篠田は鳩が豆鉄砲食らったような顔して、サザナミを肩にトントンと乗せた。正直僕自信も今の動きは予想外だった。不思議と体にちからが溢れてくるのだ。そしてまだ求めている。もっと、もっと、力をよこせと、体が叫んでいる。
僕はその欲望を自ら押さえつけるように、後退する。
《なぜ下がる?》
「……ごめん」
サザナミを受ける。
《力が怖いのか? 君が求めたのだろう》
(……違うよ、力が怖いんじゃない。力を求め続ける自分が怖いんだ)
《なるほどな……》
今もなお、篠田は攻撃を続ける。それはまさしく雨のように、立て続けに繰り出された。心なしか先程よりも一撃一撃が強くなっていっている気がする。受けるのが辛い。サザナミがとても重く感じるのだ。篠田の力が強くなっているのだろうか、先程の僕の攻撃で警戒しているのか?
胸のうちで詮索を行いつつも、一発軽く来た刃をいなし、攻撃に転じる。
横凪ぎ、袈裟斬り、突き。あらゆる攻撃を試す。時には後退し、サザナミの動きを見極める。篠田の動きは本当に落ち着いていて、まるで刀と一体になっているように感じる。これが実力の差だと嫌でも思い知らされた。恐らく勝つことはできない。
だが、これはテストだ。勝利こそが正解ではない。合格こそが正解だ。だがやはり一撃かましてやるッ!
「せいっ!」
攻撃をかわされた振り返り様に刀を振りかぶる。不安定な攻撃であるが、数打ちゃ当たるだ。
振動する。サザナミとぶつかり合った瞬間、やはりとても重い感覚がある。まさか、ただ単に篠田が強いと言うことではないのか?
「ふっ!」
縦に斬り下ろした。やはり、重い。サザナミに触れた瞬間、刀が重く感じた。篠田が強いからといって、自分の攻撃さえ重く感じるはずないだろう。やはり、なにかが変だ。
(アイン)
《うむ。これはこいつの所為ではないぞ。これはあの武器の所為だ。あれには対魔の術式が刻まれている。いくら私とて、何度も受ければ力が弱る》
(じゃあ、早くけりをつけなきゃ行けないのか)
《そう言うことだ》
でも――怖いんだ。
僕の心うちを知らないサザナミはどんどん威力をあげていく。篠田の猛攻に、僕はとうとう力が入らなくなった。

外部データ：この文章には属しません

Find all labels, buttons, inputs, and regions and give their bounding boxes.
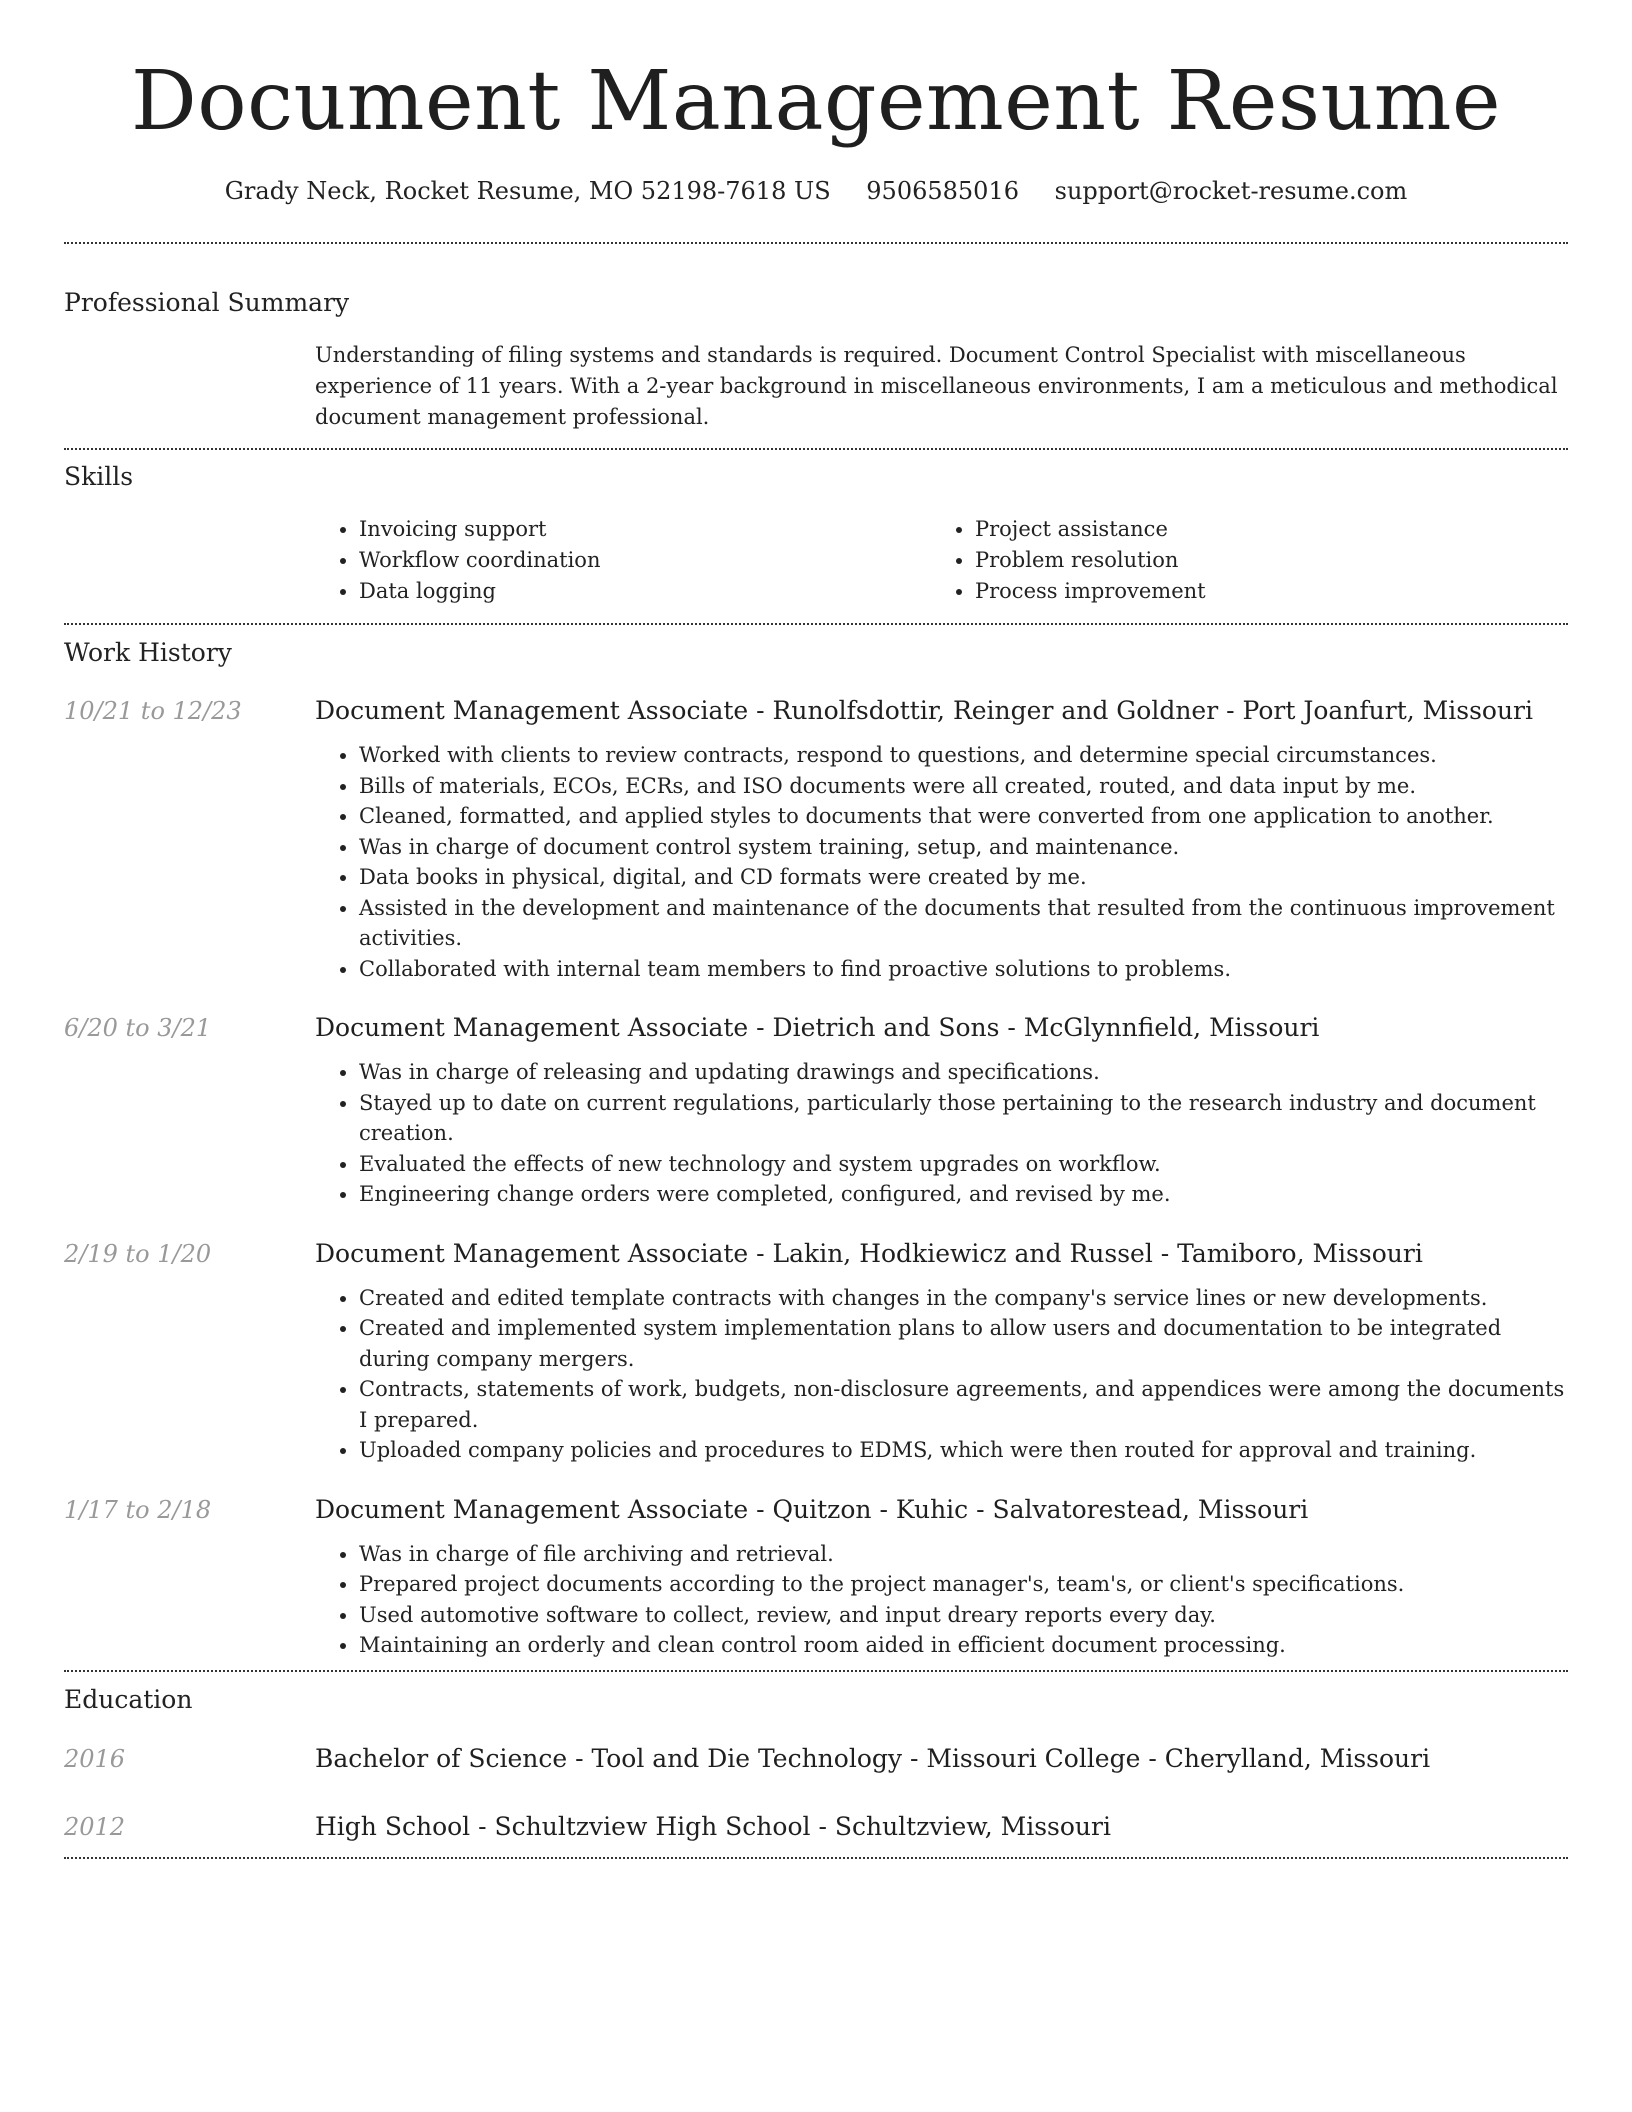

サザナミの先端が僕の目の前に。チェックメイトだ。これ以上は続けられない。
「まぁ、結構頑張った方だな。だがま、まだ弱い。旧東京の迷宮じゃ――弱いやつは、なにも成し遂げられない」
「――ッ!?」
何も? 成し遂げられない?
脳裏に笑い声が響き渡る。こびりついた闇が吹き返す。記憶の鎖が解き放たれる。
弱いやつは誰も助けられないし、何もつかみとれない。そう、アノトキミタイニ。
慟哭がいっそう激しさを増す。武器の言葉なんて、僕には届かない。
何も、できないのか……?
――やっちゃえよ。
でも僕には力がない。
――ほら、やれってほら。
力だ。力をよこせ。
――殺せ。殺せ。殺しちゃえ。
もっと、もっとだ。僕に、力を!!
――アハハハハハハハ!!
ふふ、ふはは、あははははははははははははは!!!
「ニィイイイ……アハ」
右手を振るう。こいつを殺す。考えるのはそれだけだ。殺せ、殺せ。何もかも壊れてしまえ。
左手を振るう。赤い刀を次々と振るう。後ろに前に、こいつを殺しにどこまでも動き続ける。そして――脇腹をえぐった。